Shrimp Foil Boil Packets
Posted by Wine Gourmet on
Preparing for several guests can be difficult, which is why we chose this easy make-ahead Shrimp Boil recipe for our menu! With virtually zero cleanup involved and a few simple steps, this is a must for large summer gatherings. This recipe is our adaptation of this recipe from DAMN Delicious!

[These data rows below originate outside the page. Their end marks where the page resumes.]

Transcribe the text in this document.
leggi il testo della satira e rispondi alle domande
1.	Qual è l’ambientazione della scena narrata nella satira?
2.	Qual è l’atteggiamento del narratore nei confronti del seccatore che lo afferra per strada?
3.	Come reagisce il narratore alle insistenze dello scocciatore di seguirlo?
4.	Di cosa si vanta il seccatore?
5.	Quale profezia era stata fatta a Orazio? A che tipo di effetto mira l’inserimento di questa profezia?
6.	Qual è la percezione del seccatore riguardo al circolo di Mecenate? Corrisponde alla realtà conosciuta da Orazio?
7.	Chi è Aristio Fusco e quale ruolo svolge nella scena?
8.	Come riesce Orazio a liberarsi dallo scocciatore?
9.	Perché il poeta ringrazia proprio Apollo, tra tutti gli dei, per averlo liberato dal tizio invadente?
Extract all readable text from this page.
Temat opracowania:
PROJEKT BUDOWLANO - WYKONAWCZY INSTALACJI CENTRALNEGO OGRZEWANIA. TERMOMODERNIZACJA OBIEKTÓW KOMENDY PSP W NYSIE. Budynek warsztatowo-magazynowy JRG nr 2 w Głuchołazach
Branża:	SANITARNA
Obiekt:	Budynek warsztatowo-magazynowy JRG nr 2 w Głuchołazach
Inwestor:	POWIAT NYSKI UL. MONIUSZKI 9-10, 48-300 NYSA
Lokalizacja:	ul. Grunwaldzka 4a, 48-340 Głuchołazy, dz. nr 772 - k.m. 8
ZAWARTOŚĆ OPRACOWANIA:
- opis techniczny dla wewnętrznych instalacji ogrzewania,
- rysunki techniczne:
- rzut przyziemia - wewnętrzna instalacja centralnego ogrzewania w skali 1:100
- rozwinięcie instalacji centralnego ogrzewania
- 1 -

pair with: Glazebrook Sauvignon Blanc, $18.99; Ava Grace Chardonnay, $11.99 (part of our 6 for 60 program); Bells Oberon, $11.99/6 pack
YIELD: 4 packets ACTIVE TIME: 10 minutes TOTAL TIME: 25 minutes
- 1 1/2 pounds large shrimp, peeled and deveined
- 1 (12.8-ounce) package smoked andouille sausage, thinly sliced
- 2 ears corn, each cut crosswise into 4 pieces
- 1 pound baby red potatoes, halved
- 2 tablespoons olive oil
- 4 teaspoons cajun seasoning
- Kosher salt and freshly ground black pepper, to taste
- 2 tablespoons chopped fresh parsley leaves
- 1 bottle Boar & Castle Sauce
- Preheat grill to a high heat.
- Cut four sheets of foil, about 12-inches long.
- Section ingredients into equal quarters.
- Add each sectionto the center of a single layer.
- Fold in the sides of the pieces of foil to add seasonings.
- Add olive oil, cajun seasoning, salt and pepper, to taste; gently toss to combine.
- Seal the foil packets completely closed.
- Place packets onto the grill and cook until just cooked through (12-15 minutes)
- Served immediately, garnished with parsley, if desired.
- Add a drizzle of Boar & Castle sauce or keep for dipping to give your boil that final kick of irresistible flavor!
- This can also be baked for 15-17 minutes at 425 degrees F.